In late September the TGA announced it had approved budesonide-formoterol for this indication. So it’s now indicated for this purpose, but the next hurdle is to get in on the PBS.

However, last week PBAC released the findings of its July meeting. It had rejected Astra Zeneca’s application to have the indication subsidised. It rejected the application on grounds of evidence and value for money.

Astra Zeneca has resubmitted its PBAC application for review in November as a “minor resubmission” and PBAC will report on that decision on December 20.

Budesonide-formoterol taken as needed is already approved on the PBS in combination with budesonide-formoterol maintenance treatment in moderate-to-severe asthma, but the new indication means GPs can prescribe the combination prn for patients with mild asthma, without daily maintenance treatment.

But that is unlikely to happen without PBAC approval, because without the subsidy the protocol is too expensive for most patients.

Adding to the intrigue in this story a little, Asthma Australia appears to have come out in support of the Astra Zeneca’s PBAC resubmission. At least in part.

“Asthma Australia supports the listing of Symbicort (budesonide-formoterol) as needed on the PBS for adults, given the evidence that this treatment regime will reduce the risk of exacerbation for people with mild to moderate asthma who are at risk of exacerbation,” Asthma Australia CEO Michele Goldman tells Allergy and Respiratory Republic.

However, there is a caveat. “We do not support the listing for adolescents, given concerns from paediatric experts about systemic effects of inhaled corticosteroids,” she says, citing insufficient evidence to support a strong case for adolescents at this time.

“In order to realise the potential benefits explored in the research, and address the potential areas of risk and concern, there needs to be a strong focus on education for both health professionals and patients,” Ms Goldman says.

Should the PBS approve the combination on a prn basis for mild asthma, the potential for confusion in how such a change in practice might be implemented is not insignificant.

Dr King predicts that given the different views, prescribing doctors will be looking for clear and definitive guidance on the issue, and he suggests a  deliberate education campaign should accompany any significant change should.

A lot seems to hang now on what PBAC makes of the resubmitted Astra Zeneca application as to which way Australia might turn in the near future.

The Asthma Council says it will be guided by the TGA, but the TGA has approved the budesonide-formoterol combo for mild asthmatics on an as-needed basis already, and the council remains in lock-down mode on the matter.

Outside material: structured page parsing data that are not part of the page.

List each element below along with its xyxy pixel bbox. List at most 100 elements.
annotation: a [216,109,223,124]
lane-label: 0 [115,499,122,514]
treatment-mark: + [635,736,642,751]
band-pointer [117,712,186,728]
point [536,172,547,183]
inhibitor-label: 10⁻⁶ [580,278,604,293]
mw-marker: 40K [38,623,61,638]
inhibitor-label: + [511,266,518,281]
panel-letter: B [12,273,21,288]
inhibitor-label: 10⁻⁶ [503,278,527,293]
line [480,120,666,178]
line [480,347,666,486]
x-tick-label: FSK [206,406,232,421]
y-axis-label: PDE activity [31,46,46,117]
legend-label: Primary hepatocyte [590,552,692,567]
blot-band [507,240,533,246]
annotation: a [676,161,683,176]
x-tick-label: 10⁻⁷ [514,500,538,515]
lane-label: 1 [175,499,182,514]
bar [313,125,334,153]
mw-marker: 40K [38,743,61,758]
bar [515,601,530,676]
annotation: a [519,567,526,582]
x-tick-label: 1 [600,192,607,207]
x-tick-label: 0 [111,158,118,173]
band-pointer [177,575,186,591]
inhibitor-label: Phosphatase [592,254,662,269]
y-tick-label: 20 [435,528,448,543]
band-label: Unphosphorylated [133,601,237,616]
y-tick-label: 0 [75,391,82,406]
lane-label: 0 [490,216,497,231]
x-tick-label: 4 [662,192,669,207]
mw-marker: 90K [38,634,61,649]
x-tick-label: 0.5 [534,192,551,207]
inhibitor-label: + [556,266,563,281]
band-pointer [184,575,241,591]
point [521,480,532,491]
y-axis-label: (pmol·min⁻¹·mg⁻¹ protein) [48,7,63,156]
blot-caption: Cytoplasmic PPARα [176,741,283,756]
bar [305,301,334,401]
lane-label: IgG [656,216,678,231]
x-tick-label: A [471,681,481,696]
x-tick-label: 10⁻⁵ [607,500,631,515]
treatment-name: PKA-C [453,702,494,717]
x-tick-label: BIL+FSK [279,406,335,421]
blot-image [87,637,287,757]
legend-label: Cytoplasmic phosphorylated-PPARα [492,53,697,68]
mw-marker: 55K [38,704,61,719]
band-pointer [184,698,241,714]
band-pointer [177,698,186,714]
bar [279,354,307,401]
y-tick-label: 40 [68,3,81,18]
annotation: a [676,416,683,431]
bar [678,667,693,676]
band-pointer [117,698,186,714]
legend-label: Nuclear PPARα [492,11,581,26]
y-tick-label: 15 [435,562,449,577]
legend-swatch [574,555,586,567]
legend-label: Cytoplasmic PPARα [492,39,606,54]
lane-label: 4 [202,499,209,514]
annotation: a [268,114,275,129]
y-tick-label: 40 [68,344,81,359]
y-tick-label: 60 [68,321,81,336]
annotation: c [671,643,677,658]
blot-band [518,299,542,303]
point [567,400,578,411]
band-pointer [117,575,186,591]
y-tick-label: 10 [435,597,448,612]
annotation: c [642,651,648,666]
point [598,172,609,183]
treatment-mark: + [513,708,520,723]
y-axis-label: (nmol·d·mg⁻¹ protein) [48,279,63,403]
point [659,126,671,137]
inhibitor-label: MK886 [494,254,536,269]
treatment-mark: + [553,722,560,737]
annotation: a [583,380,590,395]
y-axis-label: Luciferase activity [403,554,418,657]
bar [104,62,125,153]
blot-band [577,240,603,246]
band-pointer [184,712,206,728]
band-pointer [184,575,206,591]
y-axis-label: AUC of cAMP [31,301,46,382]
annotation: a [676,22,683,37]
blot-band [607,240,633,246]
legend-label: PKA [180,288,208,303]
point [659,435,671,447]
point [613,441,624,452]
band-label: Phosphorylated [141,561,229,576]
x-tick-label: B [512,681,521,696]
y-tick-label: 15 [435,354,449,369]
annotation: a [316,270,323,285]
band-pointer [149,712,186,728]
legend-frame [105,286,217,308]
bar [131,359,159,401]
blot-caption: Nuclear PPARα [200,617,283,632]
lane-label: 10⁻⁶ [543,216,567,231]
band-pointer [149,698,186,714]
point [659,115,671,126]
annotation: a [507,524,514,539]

Asked for an official position, the council. provided the following statement to Allergy and Respiratory Republic: “This is currently a work in progress and both the [Asthma] Handbook working group and guidelines committee are engaged in robust deliberations while considering all the evidence and deciding upon recommendations in the context of evidence-based guidelines for Australian primary care.”

Pressed for a timeframe in which it might make a decision and change the guidelines, a NAC spokesperson said possibly in the first quarter of 2020.

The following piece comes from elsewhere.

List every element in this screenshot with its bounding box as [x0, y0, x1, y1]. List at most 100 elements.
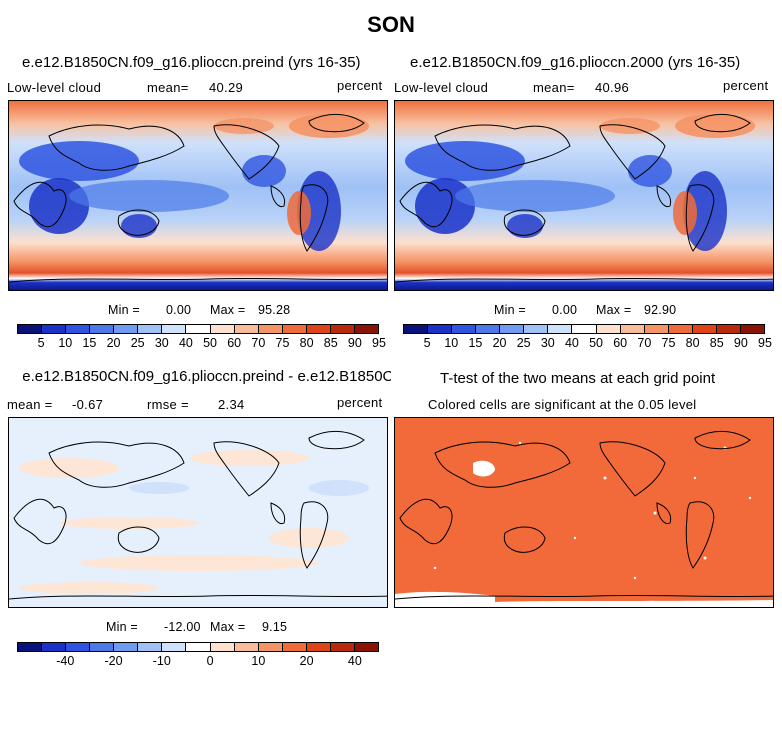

That will be interesting if PBAC announces an approval for the revised Astra Zeneca submission on budesonide-formoterol, as the regulatory and pricing authorities will then be out of step with the peak guidelines body.

And while, in Australia there is disagreement on how to address the issues with SABA-only initiation, there is generally strong agreement that there are some big holes with the current regimen which need to be urgently solved.

Outside of the complexities which surround a potential change to how and when we initiate treatment at the mild end of the asthma spectrum, the fact that SABAs are over the counter in Australia, adds to the issues faced by the peak bodies.

Most experts believe that over-the-counter SABAs has created a population of mild to moderate asthmatics who are virtually “in the wild”, because they have decided that the blue inhaler is easy to access and all they need.

Some SABA-using asthma patients may have never actually have seen a GP. But that’s a whole other story.